Грузовик тронулся. Глаза их встретились в самый последний раз. И расстались. Взгляд отчаянный, сквозь стекла грузовика… Ее вымученная улыбка…
Жуо не успели пересадить на другую машину: грузовик взорвался у города Фюрстенберга.
Петр Ильич услышал голос Вики, голос юного трубача, развеселый и удалой, как будто подпрыгивающий голос Керда. Они приближались, искали его.
Притворившись тоже очень веселым, он крикнул «ау!» и пошел вслед за ними.
— Ты устал, папка? — увидев его, сказала Вика неестественно оживленным голосом, которого он еще за ней не знал. И, обняв Петра Ильича, она потерлась об его щеку кошачьим движением.
— Полно, девочка, не так уж я устал, — отстраняя ее, ответил Петр Ильич.
• Глава восьмая •
Был один из тех редких летних северных вечеров, когда воздух все еще пропитан зноем ушедшего жаркого солнечного дня.
У собора, в сквере, сидели старухи. Одна из них кормила голубя. Истошно стеная, тот рвал из ее рук остаток пирожка с мясом.
Теплое, низковатое небо опрокидывалось над Таллином, просвечивало неровными полосами меж парковых деревьев. А на другой стороне пологой парковой горушки виднелся отсвет последней солнечной полосы.

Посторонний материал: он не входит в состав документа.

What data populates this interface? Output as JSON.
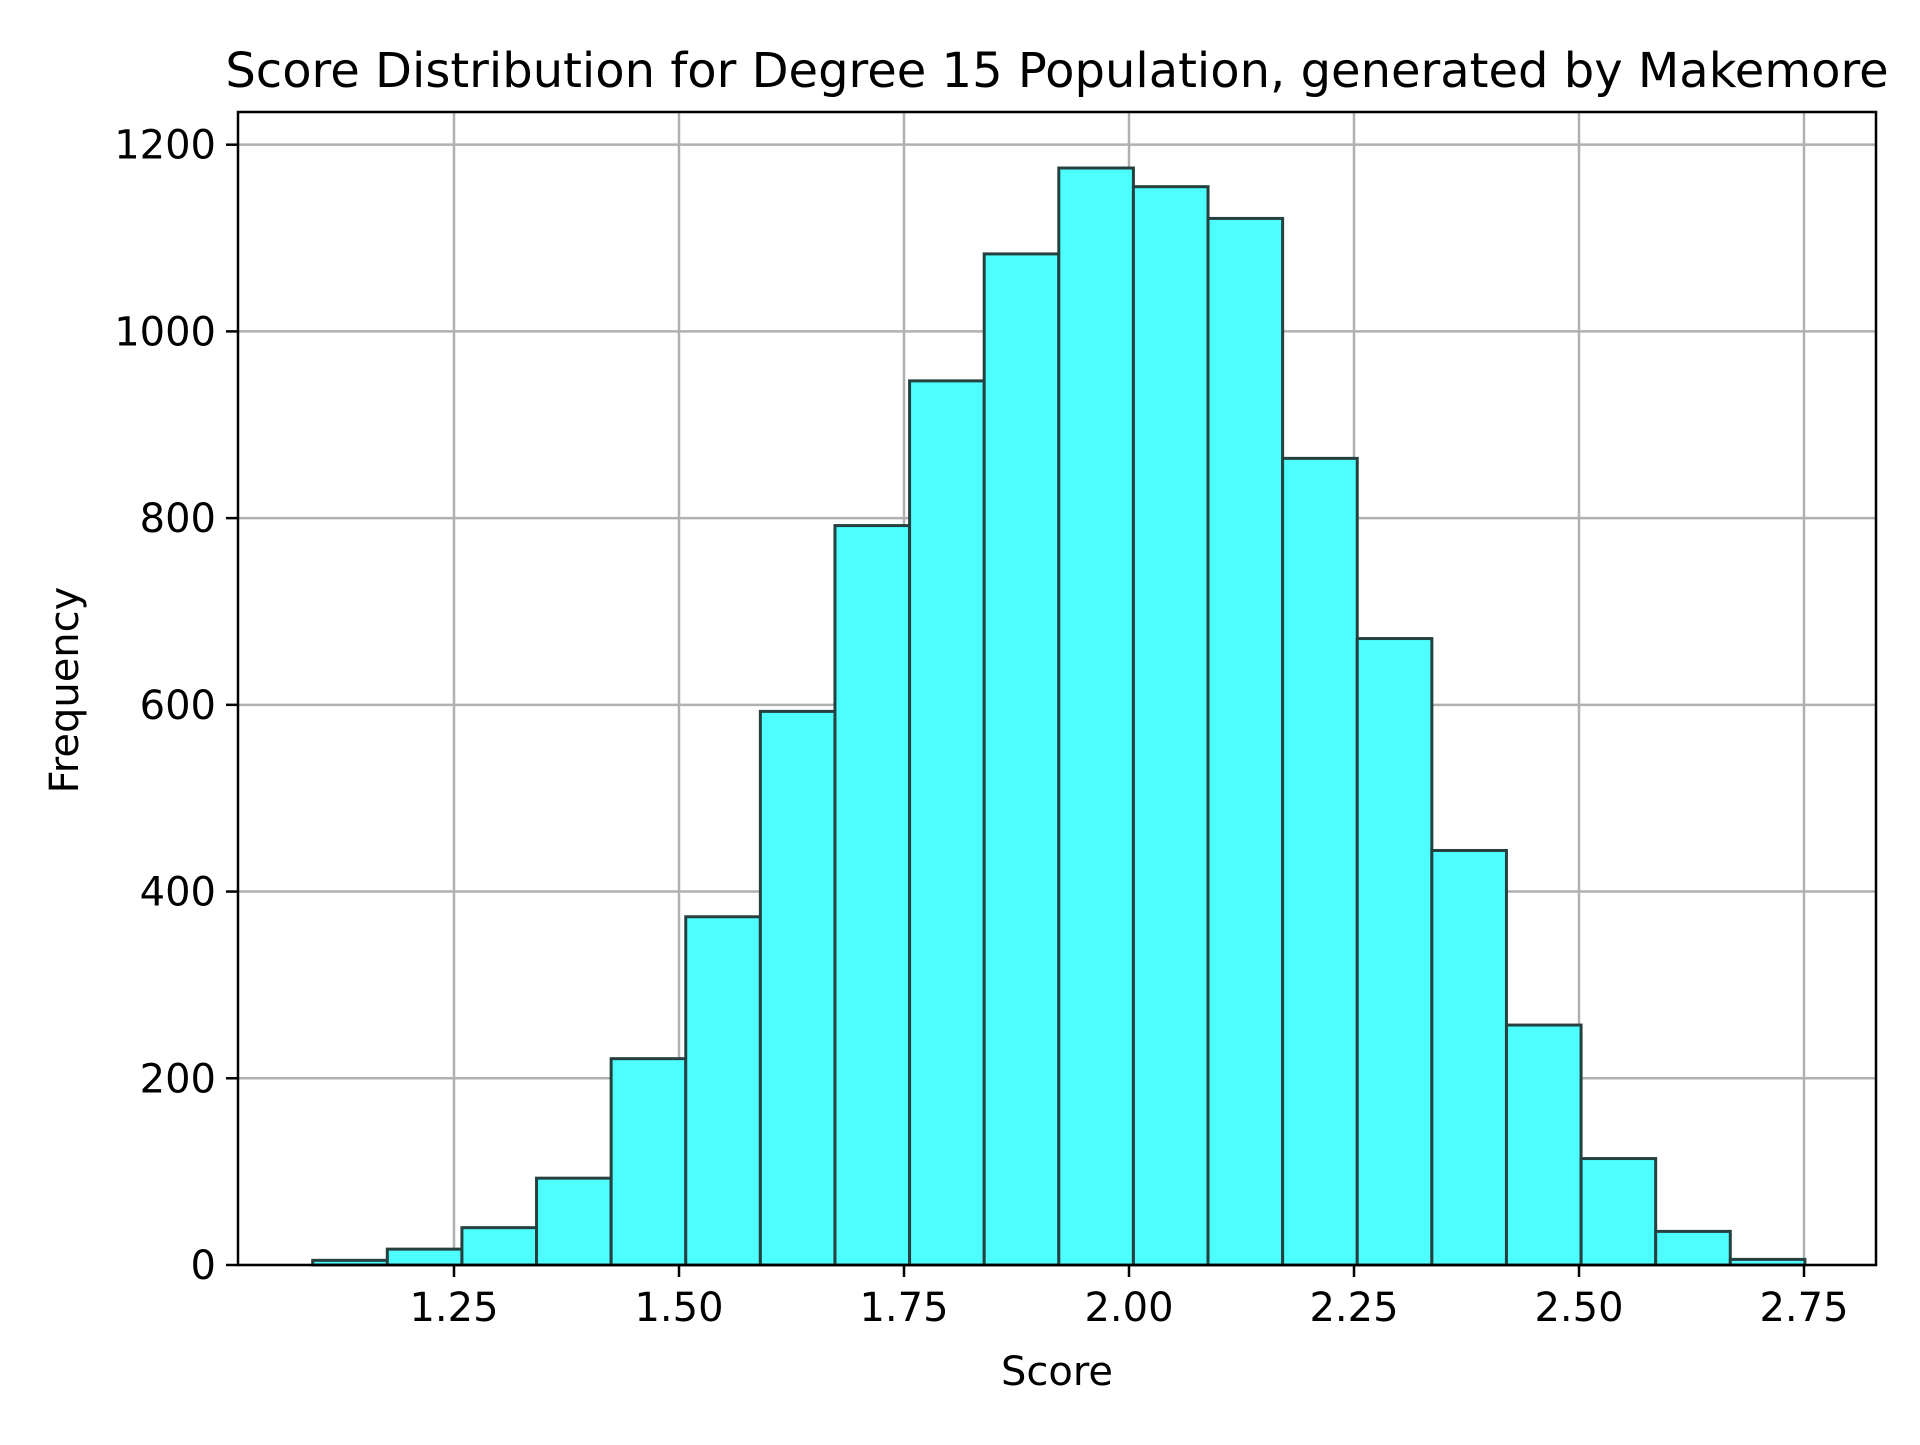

Переполненная шумами и шорохами, площадь стала будто шире и больше в этот вечерний час. В невидных отсюда горбатых переулках, которые угадывались за площадью, что-то словно звенело от дальности и шири тонким звуком сотрясавшегося стекла.
«Коффик Таллин», — прочел Петр Ильич и, подумав, поднялся по знакомой крутой лестнице на второй этаж. Огляделся, нашел свободный столик и сел.

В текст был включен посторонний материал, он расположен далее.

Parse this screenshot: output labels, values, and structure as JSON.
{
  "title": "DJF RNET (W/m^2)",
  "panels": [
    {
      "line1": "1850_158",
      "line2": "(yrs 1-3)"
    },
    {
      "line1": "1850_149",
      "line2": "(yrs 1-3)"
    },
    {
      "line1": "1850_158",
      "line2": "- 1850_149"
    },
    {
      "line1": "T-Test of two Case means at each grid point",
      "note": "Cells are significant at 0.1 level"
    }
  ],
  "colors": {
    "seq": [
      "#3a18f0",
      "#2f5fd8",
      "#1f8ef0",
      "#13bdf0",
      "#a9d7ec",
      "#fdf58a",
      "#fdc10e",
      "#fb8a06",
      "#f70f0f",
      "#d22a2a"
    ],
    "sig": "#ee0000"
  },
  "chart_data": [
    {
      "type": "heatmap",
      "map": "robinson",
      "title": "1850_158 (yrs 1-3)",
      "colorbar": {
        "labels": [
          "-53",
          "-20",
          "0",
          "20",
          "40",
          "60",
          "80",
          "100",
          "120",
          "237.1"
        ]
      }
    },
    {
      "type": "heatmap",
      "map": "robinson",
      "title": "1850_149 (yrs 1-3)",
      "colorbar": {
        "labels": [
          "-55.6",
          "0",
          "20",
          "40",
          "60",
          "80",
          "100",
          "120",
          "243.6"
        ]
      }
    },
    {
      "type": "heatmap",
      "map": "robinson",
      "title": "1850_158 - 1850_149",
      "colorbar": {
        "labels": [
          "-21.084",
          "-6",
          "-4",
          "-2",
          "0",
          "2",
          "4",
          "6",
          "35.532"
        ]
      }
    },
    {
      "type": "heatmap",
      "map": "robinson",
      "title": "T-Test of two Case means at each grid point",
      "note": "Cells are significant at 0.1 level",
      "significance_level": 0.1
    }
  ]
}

Сегодня он поздно вернулся с завода, принял ванну, лег и вдруг уснул. Сквозь окна врывались треньканья большой площади, но на этот раз ее шумы не мешали Петру Ильичу.
Он спал долго и крепко.
Проснувшись и глянув от кровати в сторону окна, не сразу вспомнил, где находится, и только почувствовал, что спал долго, много часов подряд. Окликнул дочь. Она не отозвалась.